Jorge Glas was accused of receiving a total of $13.5 million (€11.4 million) in bribes from the Brazilian construction firm Odebrecht through an uncle, who was also under arrest. Four others, including Glas' uncle, were given the same sentence for illicit association and receiving bribes from Odebrecht to secure government contracts.

Attorney General, Carlos Baca called for the six year term, the highest sentence possible for the crime. 

Glas said he was being politically persecuted: "Without a doubt, I am not accusing the President of the Republic, but there are actors who want me out of the Vice Presidency." 

Glas was suspended from his official duties as vice president in August. He had held the position since 2013 and was re-elected to the post in February. The 48-year-old had been in preventive custody since October and his trial before Ecuador's Supreme Court started in November.

The Brazilian firm Odebrecht is at the center of one of the largest corruption scandals in Latin America. It has admitted paying bribes from Peru to Panama after pleading guilty in a New York court in December 2016 to violating the US foreign bribery law after an investigation into Brazil's Petrobras energy company revealed the kickback program. Odebrecht has paid $3.5 billion in fines to the US, Brazil and Switzerland.

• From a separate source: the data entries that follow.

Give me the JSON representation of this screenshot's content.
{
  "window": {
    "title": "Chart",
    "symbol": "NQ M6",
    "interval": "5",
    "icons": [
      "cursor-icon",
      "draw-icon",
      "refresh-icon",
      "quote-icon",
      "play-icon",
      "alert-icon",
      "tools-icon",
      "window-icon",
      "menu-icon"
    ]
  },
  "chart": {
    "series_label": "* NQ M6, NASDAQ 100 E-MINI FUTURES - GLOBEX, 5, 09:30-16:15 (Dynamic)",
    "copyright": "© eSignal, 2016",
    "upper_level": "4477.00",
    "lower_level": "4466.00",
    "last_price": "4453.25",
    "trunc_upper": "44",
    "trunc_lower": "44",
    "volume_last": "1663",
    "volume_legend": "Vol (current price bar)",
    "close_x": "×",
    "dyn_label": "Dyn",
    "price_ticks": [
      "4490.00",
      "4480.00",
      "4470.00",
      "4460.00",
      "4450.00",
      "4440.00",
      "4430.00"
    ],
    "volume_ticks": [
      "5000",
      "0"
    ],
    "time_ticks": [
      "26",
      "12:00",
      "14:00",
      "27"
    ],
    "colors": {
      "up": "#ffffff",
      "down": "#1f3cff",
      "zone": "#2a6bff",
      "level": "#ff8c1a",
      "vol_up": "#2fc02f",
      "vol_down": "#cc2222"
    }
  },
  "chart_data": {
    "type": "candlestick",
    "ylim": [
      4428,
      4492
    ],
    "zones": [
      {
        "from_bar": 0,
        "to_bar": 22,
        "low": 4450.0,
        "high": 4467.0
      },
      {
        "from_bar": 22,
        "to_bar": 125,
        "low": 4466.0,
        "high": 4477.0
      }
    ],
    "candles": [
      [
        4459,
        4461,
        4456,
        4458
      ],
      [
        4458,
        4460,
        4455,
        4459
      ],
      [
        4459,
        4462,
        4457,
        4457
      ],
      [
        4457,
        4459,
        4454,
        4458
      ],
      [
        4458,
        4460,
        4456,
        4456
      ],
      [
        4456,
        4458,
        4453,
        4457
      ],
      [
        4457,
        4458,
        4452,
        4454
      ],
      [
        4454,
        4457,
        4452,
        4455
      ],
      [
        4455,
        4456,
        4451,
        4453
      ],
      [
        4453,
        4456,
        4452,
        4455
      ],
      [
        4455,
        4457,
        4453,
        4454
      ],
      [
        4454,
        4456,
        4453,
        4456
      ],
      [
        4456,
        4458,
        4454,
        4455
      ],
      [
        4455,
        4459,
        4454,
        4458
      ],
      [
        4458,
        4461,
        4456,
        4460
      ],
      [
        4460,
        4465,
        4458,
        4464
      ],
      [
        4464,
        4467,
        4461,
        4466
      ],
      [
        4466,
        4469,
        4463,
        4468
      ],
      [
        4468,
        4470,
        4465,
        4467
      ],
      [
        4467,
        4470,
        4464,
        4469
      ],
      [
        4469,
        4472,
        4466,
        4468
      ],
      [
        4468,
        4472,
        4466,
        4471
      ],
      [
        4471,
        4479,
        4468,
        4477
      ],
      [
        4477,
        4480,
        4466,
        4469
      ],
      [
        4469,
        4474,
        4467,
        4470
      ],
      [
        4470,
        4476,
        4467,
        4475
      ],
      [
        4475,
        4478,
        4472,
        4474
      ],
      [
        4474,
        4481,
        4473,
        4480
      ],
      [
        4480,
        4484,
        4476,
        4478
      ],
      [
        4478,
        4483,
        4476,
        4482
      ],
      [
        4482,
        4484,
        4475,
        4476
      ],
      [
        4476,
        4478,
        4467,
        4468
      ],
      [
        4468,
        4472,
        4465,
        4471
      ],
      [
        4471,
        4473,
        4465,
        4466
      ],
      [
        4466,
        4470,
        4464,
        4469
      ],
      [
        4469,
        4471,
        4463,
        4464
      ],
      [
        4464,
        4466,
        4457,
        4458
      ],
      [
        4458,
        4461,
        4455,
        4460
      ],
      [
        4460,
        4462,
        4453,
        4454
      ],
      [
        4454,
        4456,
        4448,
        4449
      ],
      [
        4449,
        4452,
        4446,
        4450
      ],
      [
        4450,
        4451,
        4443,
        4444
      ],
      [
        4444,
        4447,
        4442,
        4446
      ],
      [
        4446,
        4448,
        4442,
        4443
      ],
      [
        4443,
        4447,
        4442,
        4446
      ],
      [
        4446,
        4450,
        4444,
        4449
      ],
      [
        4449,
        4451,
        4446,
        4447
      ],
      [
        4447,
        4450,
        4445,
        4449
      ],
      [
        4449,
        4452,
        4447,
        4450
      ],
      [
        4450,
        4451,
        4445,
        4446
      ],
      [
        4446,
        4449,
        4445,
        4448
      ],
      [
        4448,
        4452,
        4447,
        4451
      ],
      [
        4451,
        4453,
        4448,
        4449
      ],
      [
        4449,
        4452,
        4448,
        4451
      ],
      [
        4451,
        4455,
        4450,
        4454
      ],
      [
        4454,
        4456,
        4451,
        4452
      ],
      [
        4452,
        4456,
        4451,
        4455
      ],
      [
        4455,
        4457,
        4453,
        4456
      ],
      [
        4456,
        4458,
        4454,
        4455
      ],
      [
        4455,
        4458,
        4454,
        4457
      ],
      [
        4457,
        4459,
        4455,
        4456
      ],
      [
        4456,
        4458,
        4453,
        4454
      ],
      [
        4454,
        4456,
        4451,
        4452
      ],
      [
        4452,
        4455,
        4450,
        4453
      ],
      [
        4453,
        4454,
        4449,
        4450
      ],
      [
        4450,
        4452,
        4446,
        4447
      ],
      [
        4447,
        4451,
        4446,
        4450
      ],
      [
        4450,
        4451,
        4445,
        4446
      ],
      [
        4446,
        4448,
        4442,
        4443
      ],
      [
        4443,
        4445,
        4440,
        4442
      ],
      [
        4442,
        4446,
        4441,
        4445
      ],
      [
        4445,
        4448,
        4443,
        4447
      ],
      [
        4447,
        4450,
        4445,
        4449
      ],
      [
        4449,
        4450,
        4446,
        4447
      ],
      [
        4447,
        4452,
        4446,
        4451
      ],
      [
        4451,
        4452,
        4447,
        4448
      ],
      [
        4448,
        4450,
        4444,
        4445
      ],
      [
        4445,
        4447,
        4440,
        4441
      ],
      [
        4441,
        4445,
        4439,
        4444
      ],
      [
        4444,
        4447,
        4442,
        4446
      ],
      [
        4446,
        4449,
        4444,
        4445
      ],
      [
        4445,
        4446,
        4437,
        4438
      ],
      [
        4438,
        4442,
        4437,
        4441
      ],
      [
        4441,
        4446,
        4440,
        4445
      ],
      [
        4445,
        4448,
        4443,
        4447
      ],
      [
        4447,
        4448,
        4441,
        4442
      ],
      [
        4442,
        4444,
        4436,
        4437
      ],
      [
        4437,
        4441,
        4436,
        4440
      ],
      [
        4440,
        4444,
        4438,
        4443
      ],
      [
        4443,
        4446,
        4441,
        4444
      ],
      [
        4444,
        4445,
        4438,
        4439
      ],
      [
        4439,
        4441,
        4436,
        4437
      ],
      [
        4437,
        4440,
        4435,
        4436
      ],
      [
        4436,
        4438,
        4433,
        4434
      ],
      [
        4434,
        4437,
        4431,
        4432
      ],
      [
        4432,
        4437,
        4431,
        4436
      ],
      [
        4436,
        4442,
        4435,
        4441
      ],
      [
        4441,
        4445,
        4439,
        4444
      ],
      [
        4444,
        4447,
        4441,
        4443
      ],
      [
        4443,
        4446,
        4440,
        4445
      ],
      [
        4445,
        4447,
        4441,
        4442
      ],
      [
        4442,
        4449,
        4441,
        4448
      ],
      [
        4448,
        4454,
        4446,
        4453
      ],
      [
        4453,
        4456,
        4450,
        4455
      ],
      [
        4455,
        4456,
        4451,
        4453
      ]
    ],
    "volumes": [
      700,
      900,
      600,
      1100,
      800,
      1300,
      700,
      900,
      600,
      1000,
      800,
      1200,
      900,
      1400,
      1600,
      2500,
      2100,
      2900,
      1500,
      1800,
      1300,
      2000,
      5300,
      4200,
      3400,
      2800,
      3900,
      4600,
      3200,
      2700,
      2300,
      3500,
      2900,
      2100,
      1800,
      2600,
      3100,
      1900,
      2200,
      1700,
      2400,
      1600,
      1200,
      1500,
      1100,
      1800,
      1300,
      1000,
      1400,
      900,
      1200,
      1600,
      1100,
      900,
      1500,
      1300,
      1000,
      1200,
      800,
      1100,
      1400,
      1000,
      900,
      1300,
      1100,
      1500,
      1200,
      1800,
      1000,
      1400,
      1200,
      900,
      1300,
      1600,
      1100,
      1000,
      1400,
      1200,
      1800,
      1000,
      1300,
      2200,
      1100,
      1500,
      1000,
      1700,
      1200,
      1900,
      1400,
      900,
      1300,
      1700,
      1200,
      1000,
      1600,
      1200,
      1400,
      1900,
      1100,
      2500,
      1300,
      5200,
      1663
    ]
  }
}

Odebrecht workers in Itaguai
The scandal surrounding Odebrecht involves several Latin American countriesImage: Getty Images/AFP/Y. Chiba

Odebrecht cases in Mexico and Colombia

In Mexico this week the government banned an Odebrecht affiliate from bidding for federal public contracts for four years, after an investigation.

The case was based on an "incorrect charge" of $6 million under a contract with state oil company Pemex at a refinery in the center of the country.

In August, Brazil's O Globo newspaper reported that Emilio Lozoya, the former head of Pemex, was involved in shifting money to President Enrique Pena Nieto's presidential campaign. Odebrecht admitted to US and Brazilian prosecutors that it paid $10.5 million in bribes in Mexico, but details had not been made public.

In Colombia, a former vice-minister of transport, Gabriel Garcia Morales, was sentenced on Tuesday to five years and two months in jail after he admitted taking $6.5 million in payoffs to help Odebrecht win a 2010 road construction contract valued at over $1 billion.

Garcia Morales has promised to testify against other public officials who received bribes, according to the attorney general's office which said Odebrecht paid more than $27 million in bribes in the Andean country.

Morales was also fined $21,000. His original sentence of 10 years was reduced by half because he accepted responsibility.